Allereerst werd onderzocht onder welke juridische voorwaarden een organisator van een evenement jegens toeschouwers en deelnemers aansprakelijk is op grond van onrechtmatige daad (art. 6:162 BW). In dat kader werd tevens onderzocht of er andere normstellingen gelden voor toeschouwers en deelnemers. Bij het maken van de afweging of een organisator potentieel onrechtmatig gevaarzettend heeft gehandeld, zijn de Kelderluikfactoren nog altijd van groot belang. In hoofdstuk 2 werden de Kelderluikfactoren o.a. aan de hand van het Disloque- en Skeelerarrest nader uitgewerkt en toegespitst op de positie van organisatoren. Evenals bij deelnemers gaat de zorgplicht van de organisator niet zo ver dat hij onder elke omstandigheid de veiligheid van toeschouwers dient te garanderen. Hoe waarschijnlijker de onvoorzichtigheid van de toeschouwer(s), des te groter het risico op schade en des te meer zorgvuldigheid van de organisator is vereist. De Hoge Raad heeft in het Disloque- en Skeelerarrest de zorgplicht van een organisator jegens deelnemers nader uitgewerkt. Uit deze arresten blijkt dat het voorkomen van gevaar door de organisator niet altijd mogelijk is, maar dat van belang is dat de organisator zich hiervan bewust is en voldoende waarschuwt voor mogelijke gevaren en voldoende toezicht houdt op de naleving van veiligheidsinstructies. Uit het Skeelerarrest blijkt verder dat de Hoge Raad ook rekening houdt met de mate van ervaring van een deelnemer. Hoe minder ervaring een deelnemer heeft, des te meer voorzorgsmaatregelen een organisator dient te treffen.

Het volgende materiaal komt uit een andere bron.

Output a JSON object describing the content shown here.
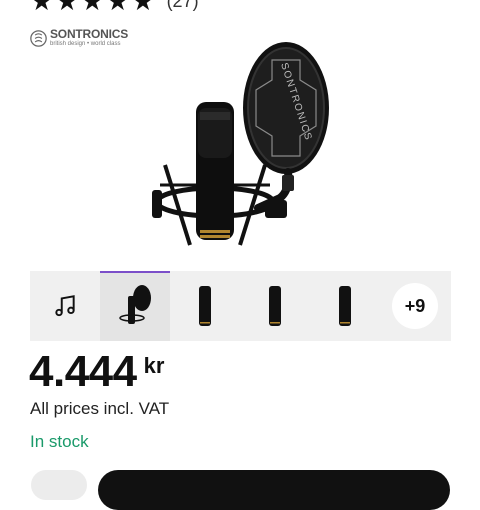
{
  "rating": {
    "stars": 5,
    "count_label": "(27)"
  },
  "brand": {
    "name": "SONTRONICS",
    "tagline": "british design • world class"
  },
  "product_image": {
    "icon": "microphone-with-pop-filter",
    "pop_filter_text": "SONTRONICS"
  },
  "thumbnails": [
    {
      "icon": "music-note-icon",
      "active": false
    },
    {
      "icon": "microphone-pop-filter",
      "active": true
    },
    {
      "icon": "microphone",
      "active": false
    },
    {
      "icon": "microphone",
      "active": false
    },
    {
      "icon": "microphone",
      "active": false
    }
  ],
  "more_label": "+9",
  "price": {
    "value": "4.444",
    "currency": "kr"
  },
  "vat_note": "All prices incl. VAT",
  "stock_status": "In stock",
  "colors": {
    "accent": "#7b4fc9",
    "stock": "#1a9a6a"
  }
}
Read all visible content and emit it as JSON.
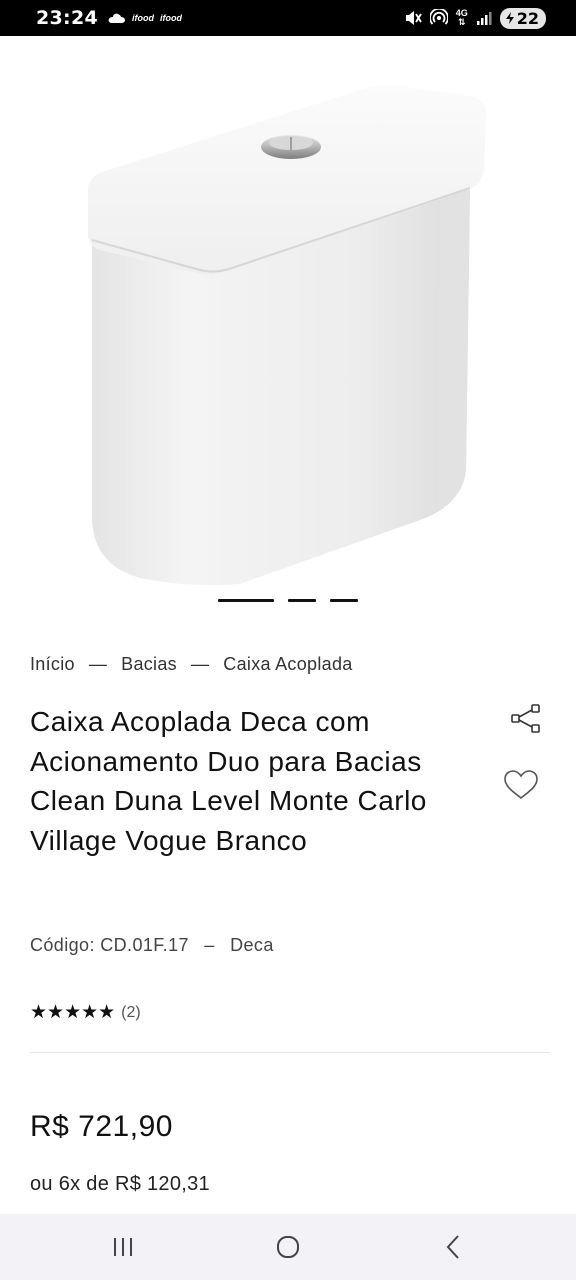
{
  "status_bar": {
    "time": "23:24",
    "left_icons": [
      "cloud-icon",
      "ifood",
      "ifood"
    ],
    "ifood_label": "ifood",
    "network_label": "4G",
    "battery": "22"
  },
  "carousel": {
    "active_index": 0,
    "count": 3
  },
  "breadcrumb": {
    "items": [
      "Início",
      "Bacias",
      "Caixa Acoplada"
    ],
    "separator": "—"
  },
  "product": {
    "title": "Caixa Acoplada Deca com Acionamento Duo para Bacias Clean Duna Level Monte Carlo Village Vogue Branco",
    "code_label": "Código: CD.01F.17",
    "code_separator": "–",
    "brand": "Deca",
    "stars": "★★★★★",
    "rating_value": 5,
    "rating_count": "(2)",
    "price": "R$ 721,90",
    "installments": "ou 6x de R$ 120,31"
  },
  "actions": {
    "share_icon": "share-icon",
    "favorite_icon": "heart-icon"
  },
  "nav": {
    "recent_icon": "recents-icon",
    "home_icon": "home-icon",
    "back_icon": "back-icon"
  }
}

Daarna werd in hoofdstuk 3 de aansprakelijkheid van een organisator op grond van art. 6:74 BW onderzocht. De normstelling waarnaar het handelen van de organisator wordt beoordeeld is ex art. 6:74 BW vergelijkbaar met die van art. 6:162 BW. Dat de organisator een zorgplicht jegens deelnemers en toeschouwers heeft om schade te voorkomen is meestal niet opgenomen in de overeenkomst. Op grond van de aanvullende werking van de redelijkheid en billijkheid ex art. 6:248 lid 1 BW zal een dergelijke zorgplicht van de organisator kunnen worden aangenomen. In de praktijk wordt vrijwel altijd geprocedeerd op grond van art. 6:162 BW. Ten aanzien van de vraag of een organisator in een contractuele relatie evenals een werkgever een verzekeringsplicht heeft jegens deelnemers en toeschouwers, blijkt uit het arrest X/St. ROC Twente dat de Hoge Raad een algemene contractuele verzekeringsplicht vooralsnog heeft afgewezen. De Hoge Raad lijkt de mogelijkheid open te laten dat onder bijzondere omstandigheden wel een verzekeringsplicht geldt. Voor de beoordeling of een organisator zich kan beroepen op een exoneratieclausule blijkt in de praktijk voornamelijk te worden getoetst aan de redelijkheid en billijkheid (art. 6:248 lid 2 BW) en of het beding onredelijk bezwarend is (art. 6:233 BW) in geval het beding in de algemene voorwaarden is opgenomen. De mogelijkheden van art. 6:248 lid 2 BW en art. 6:233 BW overlappen elkaar in belangrijke mate omdat voor de invulling van de vraag of een beroep van een organisator op een exoneratieclausule kan slagen de gezichtspunten uit het Saladin/HBU van belang zijn.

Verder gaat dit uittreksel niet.